Regardless of whether you get the pass, you’ll also earn red orbs which you can slot into a mastery tree that unlocks color-specific cosmetic card options. This is honestly better than log-in rewards which are often so minor as to be almost worthless since you don’t even need to play to earn them. Mastery, at worst, is just more free packs for playing. You don’t even need to win.
Packs in Arena aren’t like the variety of packs that normal Magic uses (which has gotten much more complicated over the years). Each pack is made of 8 cards: 5 common, 2 uncommon, and 1 rare or mythic. Any of these cards has a chance to be replaced with a wild card of that rarity. These wilds can be cashed in at the collection screen in order to craft any card of that rarity. You also earn these wilds as you open packs.
One nice thing is that when buying packs, you can pick from any set available in Arena. That’s a lot to pick from. And there are some fun sets focused on specific themes like the Viking-inspired Kaldheim and the Dungeons & Dragons tie-in set which introduces some really neat mechanics like dungeons. The current set, Crimson Vow, is full of gothic horror tropes like vampires and werewolves.
Magic has continued to evolve over the years. It was fairly streamlined and easier to get into back when I played in high school during Judgement and Onslaught. I feel like it’s gone off the rails a bit. Getting into Magic after not having played since maybe 2015 with one of the previous digital releases, it feels like every other card now has a wall of text.
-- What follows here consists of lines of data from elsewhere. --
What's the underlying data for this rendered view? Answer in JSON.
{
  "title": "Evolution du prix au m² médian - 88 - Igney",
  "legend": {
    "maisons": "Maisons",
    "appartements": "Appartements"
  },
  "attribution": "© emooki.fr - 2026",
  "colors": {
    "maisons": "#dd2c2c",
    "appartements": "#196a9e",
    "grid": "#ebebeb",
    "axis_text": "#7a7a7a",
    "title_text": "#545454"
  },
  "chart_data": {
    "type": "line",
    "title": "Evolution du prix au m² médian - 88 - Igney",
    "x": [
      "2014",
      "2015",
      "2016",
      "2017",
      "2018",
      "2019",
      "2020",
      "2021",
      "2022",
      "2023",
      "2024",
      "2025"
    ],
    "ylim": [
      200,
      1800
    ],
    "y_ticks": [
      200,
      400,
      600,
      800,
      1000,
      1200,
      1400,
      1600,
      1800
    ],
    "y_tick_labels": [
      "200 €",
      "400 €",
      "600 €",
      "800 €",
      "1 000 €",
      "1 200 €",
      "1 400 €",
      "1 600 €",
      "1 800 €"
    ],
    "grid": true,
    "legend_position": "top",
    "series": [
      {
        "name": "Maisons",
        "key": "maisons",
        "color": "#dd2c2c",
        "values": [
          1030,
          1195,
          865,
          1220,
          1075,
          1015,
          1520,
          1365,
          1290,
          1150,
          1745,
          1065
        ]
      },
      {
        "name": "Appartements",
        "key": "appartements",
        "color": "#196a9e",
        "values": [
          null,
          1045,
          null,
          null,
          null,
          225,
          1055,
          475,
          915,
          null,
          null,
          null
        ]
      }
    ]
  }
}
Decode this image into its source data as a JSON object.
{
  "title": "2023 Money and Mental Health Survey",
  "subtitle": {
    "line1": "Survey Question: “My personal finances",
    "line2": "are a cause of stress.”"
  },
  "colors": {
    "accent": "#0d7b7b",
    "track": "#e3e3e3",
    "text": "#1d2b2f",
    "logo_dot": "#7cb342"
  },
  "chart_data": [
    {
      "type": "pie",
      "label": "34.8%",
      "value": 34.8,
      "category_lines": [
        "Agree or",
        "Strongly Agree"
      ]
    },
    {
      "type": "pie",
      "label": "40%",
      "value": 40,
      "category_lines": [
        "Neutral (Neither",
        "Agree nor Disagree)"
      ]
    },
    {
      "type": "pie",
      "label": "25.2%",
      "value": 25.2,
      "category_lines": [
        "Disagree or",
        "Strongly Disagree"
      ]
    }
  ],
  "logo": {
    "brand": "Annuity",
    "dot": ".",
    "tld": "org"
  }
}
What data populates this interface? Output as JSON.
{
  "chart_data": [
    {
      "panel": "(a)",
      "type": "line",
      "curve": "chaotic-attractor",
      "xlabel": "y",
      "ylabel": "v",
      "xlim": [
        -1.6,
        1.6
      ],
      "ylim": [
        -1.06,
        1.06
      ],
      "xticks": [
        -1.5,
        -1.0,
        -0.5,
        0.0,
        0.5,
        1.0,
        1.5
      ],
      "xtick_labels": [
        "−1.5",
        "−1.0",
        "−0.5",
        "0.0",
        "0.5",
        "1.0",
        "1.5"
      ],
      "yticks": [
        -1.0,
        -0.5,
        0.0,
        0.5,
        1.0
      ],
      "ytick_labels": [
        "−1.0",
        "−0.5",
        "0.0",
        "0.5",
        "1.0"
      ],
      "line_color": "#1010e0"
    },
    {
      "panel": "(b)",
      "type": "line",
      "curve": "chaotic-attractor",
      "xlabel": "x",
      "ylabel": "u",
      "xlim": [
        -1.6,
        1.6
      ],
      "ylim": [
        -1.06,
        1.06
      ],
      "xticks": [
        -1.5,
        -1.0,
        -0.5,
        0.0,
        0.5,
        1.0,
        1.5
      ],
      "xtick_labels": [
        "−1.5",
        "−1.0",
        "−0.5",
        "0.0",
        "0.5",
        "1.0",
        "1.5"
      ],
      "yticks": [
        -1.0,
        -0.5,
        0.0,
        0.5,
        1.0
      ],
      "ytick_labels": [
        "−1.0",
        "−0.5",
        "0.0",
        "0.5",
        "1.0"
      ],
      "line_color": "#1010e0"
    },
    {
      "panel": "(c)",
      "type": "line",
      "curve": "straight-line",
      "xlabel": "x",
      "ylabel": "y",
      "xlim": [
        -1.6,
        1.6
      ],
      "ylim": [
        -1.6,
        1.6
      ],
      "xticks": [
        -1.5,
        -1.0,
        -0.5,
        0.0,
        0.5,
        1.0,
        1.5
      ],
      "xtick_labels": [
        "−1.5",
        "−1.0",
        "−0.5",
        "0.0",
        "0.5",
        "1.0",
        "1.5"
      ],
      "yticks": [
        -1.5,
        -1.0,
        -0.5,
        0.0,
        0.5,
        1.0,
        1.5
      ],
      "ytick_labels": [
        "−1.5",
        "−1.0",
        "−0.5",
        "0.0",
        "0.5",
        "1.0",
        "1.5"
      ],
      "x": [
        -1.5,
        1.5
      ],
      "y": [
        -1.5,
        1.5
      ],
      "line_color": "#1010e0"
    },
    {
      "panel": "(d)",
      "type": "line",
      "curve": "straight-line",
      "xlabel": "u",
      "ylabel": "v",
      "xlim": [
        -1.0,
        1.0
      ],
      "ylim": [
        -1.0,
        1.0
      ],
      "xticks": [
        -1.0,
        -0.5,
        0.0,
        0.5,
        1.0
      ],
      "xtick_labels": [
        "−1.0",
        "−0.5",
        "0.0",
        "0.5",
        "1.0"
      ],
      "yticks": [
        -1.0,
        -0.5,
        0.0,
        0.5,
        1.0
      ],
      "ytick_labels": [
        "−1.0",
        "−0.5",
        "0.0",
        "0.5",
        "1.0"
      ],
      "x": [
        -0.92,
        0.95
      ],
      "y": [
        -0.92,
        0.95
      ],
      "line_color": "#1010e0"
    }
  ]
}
Mythics are almost universally complicated. And some of the new mechanics are also complicated and create knotted interactions. And there are way more tokens than there used to be. +1/+1 counters are all over the place. Physical Magic must be a pain to play these days. At least the app handles the calculations and the piles of tokens and counters for you. That said, if you stick with it, you’ll get used to it, but that’s if you enjoy Magic. I honestly don’t know if Magic is that good to get into as a new player these days. It’s dense.
The app is at least very generous to free players. You can start earning packs quickly, and you get a LOT of cards from the free starters once they’re unlocked. And games can be pretty quick since the fiddliness of tapping and drawing and counting mana and calculating damage is all handled automatically. I’d say my average game is 10-15 minutes. Magic is still prone to its traditional problems. You might get mana-screwed or flooded. Your deck might draw in the wrong order and stall. You might get matched against your perfect counter. It happens, but it doesn’t take much of your time and your main rewards are for playing spells or attacking.
I think there’s enough here to enjoy as a casual player regardless of whether you end up spending money on the game. A solitaire format would be welcome, and there are useability improvements they could make, but it’s a good app. I’m already planning decks and saving up my wild cards so I can craft everything I need all at once. I might even spend money on the game.